Swiss Skydiver’s third race against the boys

“She’s had a bumpy first half of the year,” McPeek said about Swiss Skydiver’s third outing against males. “No major issues, but just stuff that kept her from showing off. She had a little hind leg infection that was bothering her. It didn’t appear to be a big deal going into Oaklawn, but it might have been why she ran a little flat that day. We’re excited about it (the Whitney). The Shuvee would have been ideal, she’s been ready to run. I’ve always thought if you’re here, you run where you’re at. It’s a little bit out of the box, but she’s ready.”

Someone’s got to be the long shot in this field. By My Standards (10/1) draws that short straw, despite winning seven races and hitting the board 13 times in 16 starts. Not even finishing second in this race last year to Improbable, nor finishing second in the Met Mile to Silver State last time out keeps the Goldencents colt from being the only double-digit play on the board.
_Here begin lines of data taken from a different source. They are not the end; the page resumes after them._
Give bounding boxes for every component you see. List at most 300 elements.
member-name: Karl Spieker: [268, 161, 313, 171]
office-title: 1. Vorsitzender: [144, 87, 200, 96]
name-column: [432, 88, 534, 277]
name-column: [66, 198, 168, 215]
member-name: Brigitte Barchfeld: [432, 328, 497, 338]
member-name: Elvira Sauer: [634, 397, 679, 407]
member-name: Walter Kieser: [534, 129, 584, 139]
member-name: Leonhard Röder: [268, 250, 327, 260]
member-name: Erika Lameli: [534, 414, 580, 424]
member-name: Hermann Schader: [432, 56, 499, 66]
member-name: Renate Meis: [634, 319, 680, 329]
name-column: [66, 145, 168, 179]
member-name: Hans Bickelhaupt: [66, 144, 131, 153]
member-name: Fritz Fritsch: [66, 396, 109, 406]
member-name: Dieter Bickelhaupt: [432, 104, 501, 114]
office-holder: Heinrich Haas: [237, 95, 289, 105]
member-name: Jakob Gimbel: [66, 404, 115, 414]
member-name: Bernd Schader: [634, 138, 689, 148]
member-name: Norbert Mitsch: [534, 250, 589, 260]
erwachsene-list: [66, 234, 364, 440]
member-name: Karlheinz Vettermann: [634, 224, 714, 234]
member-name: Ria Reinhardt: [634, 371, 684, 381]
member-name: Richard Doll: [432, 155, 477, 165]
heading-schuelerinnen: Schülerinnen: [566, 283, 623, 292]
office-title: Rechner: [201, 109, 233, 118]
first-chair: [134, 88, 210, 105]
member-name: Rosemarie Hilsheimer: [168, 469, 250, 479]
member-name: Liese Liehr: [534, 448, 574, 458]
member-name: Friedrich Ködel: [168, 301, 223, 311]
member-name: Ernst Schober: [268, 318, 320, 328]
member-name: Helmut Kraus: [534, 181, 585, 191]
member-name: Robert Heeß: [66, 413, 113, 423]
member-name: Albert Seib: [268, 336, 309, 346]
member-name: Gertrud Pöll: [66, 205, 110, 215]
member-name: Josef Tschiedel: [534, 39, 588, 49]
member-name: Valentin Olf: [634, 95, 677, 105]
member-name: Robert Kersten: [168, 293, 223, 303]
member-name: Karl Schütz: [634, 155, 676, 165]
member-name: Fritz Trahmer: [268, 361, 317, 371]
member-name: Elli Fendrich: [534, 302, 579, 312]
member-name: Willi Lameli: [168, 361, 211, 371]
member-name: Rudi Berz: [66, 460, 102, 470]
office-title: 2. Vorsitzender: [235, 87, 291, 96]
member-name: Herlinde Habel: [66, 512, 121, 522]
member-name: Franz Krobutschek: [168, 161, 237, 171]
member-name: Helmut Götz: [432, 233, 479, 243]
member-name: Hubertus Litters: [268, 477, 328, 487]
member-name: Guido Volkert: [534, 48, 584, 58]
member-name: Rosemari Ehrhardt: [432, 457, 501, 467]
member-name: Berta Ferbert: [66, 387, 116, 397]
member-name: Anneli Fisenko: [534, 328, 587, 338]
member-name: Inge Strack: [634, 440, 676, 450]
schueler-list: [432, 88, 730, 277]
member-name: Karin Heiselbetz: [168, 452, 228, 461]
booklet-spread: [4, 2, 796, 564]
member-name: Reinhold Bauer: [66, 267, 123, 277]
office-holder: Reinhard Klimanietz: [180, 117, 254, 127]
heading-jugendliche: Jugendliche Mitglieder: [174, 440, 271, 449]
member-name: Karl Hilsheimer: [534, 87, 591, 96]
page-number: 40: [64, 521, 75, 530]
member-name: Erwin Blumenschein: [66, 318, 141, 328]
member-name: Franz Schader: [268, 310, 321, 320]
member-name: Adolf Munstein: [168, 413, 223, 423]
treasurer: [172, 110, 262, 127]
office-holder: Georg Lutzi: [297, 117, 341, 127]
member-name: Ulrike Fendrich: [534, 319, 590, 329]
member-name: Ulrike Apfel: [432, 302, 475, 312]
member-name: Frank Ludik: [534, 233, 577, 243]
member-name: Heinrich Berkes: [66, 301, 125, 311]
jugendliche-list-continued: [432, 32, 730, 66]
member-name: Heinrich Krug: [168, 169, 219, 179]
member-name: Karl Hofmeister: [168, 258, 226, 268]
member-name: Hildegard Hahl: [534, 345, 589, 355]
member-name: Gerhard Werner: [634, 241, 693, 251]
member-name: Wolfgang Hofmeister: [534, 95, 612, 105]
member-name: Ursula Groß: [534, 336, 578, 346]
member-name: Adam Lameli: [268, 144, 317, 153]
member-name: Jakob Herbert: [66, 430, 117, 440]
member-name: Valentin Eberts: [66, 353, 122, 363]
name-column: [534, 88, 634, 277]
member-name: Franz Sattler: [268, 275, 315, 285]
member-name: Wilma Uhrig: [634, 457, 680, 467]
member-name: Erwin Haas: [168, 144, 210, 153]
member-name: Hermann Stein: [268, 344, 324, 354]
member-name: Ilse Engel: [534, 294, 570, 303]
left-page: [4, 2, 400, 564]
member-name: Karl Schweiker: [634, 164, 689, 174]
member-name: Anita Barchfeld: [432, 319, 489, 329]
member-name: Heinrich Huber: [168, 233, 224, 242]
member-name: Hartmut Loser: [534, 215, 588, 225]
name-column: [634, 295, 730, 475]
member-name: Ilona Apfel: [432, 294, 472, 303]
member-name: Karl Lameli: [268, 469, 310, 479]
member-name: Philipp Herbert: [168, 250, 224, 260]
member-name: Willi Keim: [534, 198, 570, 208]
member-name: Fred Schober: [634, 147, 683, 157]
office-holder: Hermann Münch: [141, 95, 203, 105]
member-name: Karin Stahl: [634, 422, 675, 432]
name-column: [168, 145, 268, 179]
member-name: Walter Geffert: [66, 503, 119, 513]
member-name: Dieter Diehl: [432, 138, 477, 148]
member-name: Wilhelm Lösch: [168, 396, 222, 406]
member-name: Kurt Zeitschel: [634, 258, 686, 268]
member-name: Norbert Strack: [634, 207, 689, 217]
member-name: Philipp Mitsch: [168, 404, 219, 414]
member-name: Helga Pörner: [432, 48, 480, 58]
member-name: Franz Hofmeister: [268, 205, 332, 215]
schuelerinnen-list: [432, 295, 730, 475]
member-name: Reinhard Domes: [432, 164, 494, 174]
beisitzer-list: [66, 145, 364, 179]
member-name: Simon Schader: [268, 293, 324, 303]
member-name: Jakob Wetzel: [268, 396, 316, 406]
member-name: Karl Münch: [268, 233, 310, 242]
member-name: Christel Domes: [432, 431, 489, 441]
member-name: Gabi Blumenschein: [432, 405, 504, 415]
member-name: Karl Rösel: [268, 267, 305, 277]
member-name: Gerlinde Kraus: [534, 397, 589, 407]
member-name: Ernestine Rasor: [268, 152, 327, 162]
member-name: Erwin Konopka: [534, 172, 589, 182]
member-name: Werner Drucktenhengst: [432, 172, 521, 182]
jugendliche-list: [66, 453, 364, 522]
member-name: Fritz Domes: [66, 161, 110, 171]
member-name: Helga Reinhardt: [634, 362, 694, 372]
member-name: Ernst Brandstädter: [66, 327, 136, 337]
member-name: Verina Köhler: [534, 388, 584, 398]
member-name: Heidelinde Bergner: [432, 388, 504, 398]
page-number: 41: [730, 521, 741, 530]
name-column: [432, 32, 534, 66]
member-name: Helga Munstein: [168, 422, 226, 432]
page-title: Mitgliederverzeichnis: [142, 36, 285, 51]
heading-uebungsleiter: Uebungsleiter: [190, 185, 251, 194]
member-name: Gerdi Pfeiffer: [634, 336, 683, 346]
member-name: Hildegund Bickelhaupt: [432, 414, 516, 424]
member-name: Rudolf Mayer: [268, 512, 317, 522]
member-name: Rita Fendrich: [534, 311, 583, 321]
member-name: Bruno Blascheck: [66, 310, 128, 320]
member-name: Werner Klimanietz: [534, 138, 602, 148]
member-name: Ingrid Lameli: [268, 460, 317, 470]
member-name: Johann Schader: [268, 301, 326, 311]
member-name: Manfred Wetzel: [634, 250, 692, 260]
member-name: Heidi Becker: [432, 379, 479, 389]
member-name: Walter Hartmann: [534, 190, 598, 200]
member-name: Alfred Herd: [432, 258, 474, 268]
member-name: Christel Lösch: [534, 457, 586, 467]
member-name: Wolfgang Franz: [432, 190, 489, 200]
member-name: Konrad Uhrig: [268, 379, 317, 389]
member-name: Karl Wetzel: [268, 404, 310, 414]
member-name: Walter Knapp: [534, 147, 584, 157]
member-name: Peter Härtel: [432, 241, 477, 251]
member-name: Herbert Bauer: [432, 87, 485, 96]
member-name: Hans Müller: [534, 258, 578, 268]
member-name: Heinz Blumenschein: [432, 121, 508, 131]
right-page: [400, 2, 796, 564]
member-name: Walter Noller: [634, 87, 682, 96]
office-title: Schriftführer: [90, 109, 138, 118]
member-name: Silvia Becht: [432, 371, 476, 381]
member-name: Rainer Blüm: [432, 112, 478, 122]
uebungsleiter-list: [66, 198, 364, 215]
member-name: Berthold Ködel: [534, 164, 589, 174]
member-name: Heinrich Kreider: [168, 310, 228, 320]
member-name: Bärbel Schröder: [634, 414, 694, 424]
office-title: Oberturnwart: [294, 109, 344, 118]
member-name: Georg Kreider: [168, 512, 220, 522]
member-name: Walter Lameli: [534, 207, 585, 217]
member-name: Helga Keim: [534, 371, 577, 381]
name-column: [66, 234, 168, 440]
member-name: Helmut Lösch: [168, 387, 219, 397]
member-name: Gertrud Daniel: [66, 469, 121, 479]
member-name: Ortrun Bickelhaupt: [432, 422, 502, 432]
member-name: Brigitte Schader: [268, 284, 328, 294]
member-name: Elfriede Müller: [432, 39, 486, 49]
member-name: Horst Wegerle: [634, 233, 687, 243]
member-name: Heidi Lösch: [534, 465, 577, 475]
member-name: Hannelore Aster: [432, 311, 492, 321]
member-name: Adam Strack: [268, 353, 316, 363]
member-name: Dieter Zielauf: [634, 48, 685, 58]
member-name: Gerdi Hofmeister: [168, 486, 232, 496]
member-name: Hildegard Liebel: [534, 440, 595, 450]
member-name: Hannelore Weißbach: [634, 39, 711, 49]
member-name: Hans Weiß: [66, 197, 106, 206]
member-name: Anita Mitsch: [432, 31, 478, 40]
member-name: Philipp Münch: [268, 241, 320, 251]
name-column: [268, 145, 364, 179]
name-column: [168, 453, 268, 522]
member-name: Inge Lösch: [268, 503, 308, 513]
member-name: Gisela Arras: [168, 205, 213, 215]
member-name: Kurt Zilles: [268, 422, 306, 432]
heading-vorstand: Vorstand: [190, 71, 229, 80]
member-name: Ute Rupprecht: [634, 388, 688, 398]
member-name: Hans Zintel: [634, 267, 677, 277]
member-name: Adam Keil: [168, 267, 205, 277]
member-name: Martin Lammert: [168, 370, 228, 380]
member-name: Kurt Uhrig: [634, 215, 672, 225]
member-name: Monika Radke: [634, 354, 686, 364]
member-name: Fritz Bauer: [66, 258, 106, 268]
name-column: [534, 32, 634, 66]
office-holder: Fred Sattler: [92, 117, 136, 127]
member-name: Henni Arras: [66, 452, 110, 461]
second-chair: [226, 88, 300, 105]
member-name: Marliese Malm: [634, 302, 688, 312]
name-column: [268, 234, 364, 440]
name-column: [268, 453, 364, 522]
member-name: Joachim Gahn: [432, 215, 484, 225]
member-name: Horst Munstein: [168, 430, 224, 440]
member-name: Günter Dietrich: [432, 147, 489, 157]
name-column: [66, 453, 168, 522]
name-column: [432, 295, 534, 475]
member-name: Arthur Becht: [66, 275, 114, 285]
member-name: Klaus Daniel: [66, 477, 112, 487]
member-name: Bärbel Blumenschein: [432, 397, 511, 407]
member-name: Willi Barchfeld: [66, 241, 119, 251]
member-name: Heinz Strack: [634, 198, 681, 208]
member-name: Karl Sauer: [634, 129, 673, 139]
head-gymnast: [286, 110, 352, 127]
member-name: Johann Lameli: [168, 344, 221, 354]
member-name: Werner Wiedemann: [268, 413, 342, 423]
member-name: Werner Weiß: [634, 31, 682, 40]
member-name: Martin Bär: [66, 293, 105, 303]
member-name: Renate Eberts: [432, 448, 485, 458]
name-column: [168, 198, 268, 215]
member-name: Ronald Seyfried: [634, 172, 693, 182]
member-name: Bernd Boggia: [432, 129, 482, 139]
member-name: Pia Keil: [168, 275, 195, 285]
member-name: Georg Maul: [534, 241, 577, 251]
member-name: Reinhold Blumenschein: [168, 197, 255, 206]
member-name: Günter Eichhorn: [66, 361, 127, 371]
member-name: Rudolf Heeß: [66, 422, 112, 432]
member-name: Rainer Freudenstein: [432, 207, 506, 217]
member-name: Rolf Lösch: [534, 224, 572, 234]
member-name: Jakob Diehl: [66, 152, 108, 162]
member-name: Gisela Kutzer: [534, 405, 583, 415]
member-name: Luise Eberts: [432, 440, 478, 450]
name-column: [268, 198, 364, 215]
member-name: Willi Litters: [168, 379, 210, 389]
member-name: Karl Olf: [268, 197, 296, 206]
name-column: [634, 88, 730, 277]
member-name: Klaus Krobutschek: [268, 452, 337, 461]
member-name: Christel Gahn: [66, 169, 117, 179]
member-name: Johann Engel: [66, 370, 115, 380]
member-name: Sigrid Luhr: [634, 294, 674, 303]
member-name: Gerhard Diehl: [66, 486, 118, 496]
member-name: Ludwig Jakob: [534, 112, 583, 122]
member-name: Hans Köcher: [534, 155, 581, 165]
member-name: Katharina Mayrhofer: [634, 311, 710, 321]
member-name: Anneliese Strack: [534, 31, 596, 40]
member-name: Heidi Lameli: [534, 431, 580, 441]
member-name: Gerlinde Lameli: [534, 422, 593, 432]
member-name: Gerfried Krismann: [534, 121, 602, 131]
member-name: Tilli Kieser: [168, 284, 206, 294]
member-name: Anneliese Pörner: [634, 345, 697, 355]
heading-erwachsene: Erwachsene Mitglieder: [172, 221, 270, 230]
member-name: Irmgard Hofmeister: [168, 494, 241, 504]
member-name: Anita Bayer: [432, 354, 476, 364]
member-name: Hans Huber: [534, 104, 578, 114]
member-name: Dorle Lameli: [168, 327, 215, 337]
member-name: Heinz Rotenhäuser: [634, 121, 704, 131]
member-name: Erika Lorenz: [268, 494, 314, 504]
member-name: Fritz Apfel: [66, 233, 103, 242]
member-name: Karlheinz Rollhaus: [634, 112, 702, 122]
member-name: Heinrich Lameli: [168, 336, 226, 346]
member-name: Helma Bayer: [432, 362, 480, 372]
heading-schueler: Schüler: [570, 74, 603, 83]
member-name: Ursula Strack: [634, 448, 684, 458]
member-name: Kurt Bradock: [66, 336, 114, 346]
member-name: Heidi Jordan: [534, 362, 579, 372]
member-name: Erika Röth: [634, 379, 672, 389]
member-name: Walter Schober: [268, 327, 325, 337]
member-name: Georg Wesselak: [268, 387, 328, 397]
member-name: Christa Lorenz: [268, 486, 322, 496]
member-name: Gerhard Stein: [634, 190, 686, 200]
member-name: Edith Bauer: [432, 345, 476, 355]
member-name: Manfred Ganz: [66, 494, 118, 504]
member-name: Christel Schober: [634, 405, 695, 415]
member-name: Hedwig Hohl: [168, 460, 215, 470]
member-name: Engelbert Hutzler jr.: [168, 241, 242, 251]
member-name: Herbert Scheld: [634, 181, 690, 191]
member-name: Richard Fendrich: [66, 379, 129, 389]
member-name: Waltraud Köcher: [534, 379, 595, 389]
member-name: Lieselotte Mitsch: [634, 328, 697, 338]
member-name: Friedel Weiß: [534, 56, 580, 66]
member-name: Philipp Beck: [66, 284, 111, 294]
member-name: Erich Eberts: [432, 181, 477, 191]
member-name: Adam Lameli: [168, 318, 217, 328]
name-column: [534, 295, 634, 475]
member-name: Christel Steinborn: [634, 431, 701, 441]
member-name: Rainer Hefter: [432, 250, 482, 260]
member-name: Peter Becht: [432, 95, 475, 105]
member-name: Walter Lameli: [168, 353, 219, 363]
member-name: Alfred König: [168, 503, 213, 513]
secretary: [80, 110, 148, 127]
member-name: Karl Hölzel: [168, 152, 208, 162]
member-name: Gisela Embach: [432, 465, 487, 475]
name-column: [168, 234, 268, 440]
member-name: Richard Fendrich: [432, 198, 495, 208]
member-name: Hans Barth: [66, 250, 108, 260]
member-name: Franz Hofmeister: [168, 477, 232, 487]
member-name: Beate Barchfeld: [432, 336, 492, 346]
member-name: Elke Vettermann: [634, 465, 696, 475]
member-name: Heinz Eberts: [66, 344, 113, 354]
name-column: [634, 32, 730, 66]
Trainer Bret Calhoun understands why. It starts not only with the quality of this field, but the fact that By My Standards is the only horse of the five without a Grade 1 victory.

Grade 1 Whitney Stakes/Saratoga

Morning Line (Jockey/Trainer)

  1. By My Standards, 10/1 (Gabe Saez/Bret Calhoun)
  2. Silver State, 4/1 (Ricardo Santana Jr./Steve Asmussen)
  3. Swiss Skydiver, 6/1 (Irad Ortiz Jr./Kenny McPeek)
  4. Knicks Go, 6/5 (Joel Rosario/Brad Cox)
  5. Maxfield, 8/5 (Jose Ortiz/Brendan Walsh)

“He’s been a very consistent and good training horse,” Calhoun said. “He runs well and brings it every time. We’re unfortunate to not get a Grade 1. This will be a deep and high-quality field. He has a good shot in there, but it’s obviously very, very tough. It would be great to have the Whitney on his resume. It’s good to win any race at Saratoga, much less a graded stakes and even more so the Whitney given the reputation that race has and the weight it carries.”

The pick: Knicks Go. Saratoga’s reputation as the “Graveyard of Champions” is well-earned. But it’s easy to run past the graveyard when you have the gear Knicks Go has. Cox understood that putting Knicks Go back around two turns reignites his chief weapons: early speed and the ability to maintain it at a distance he is comfortable running.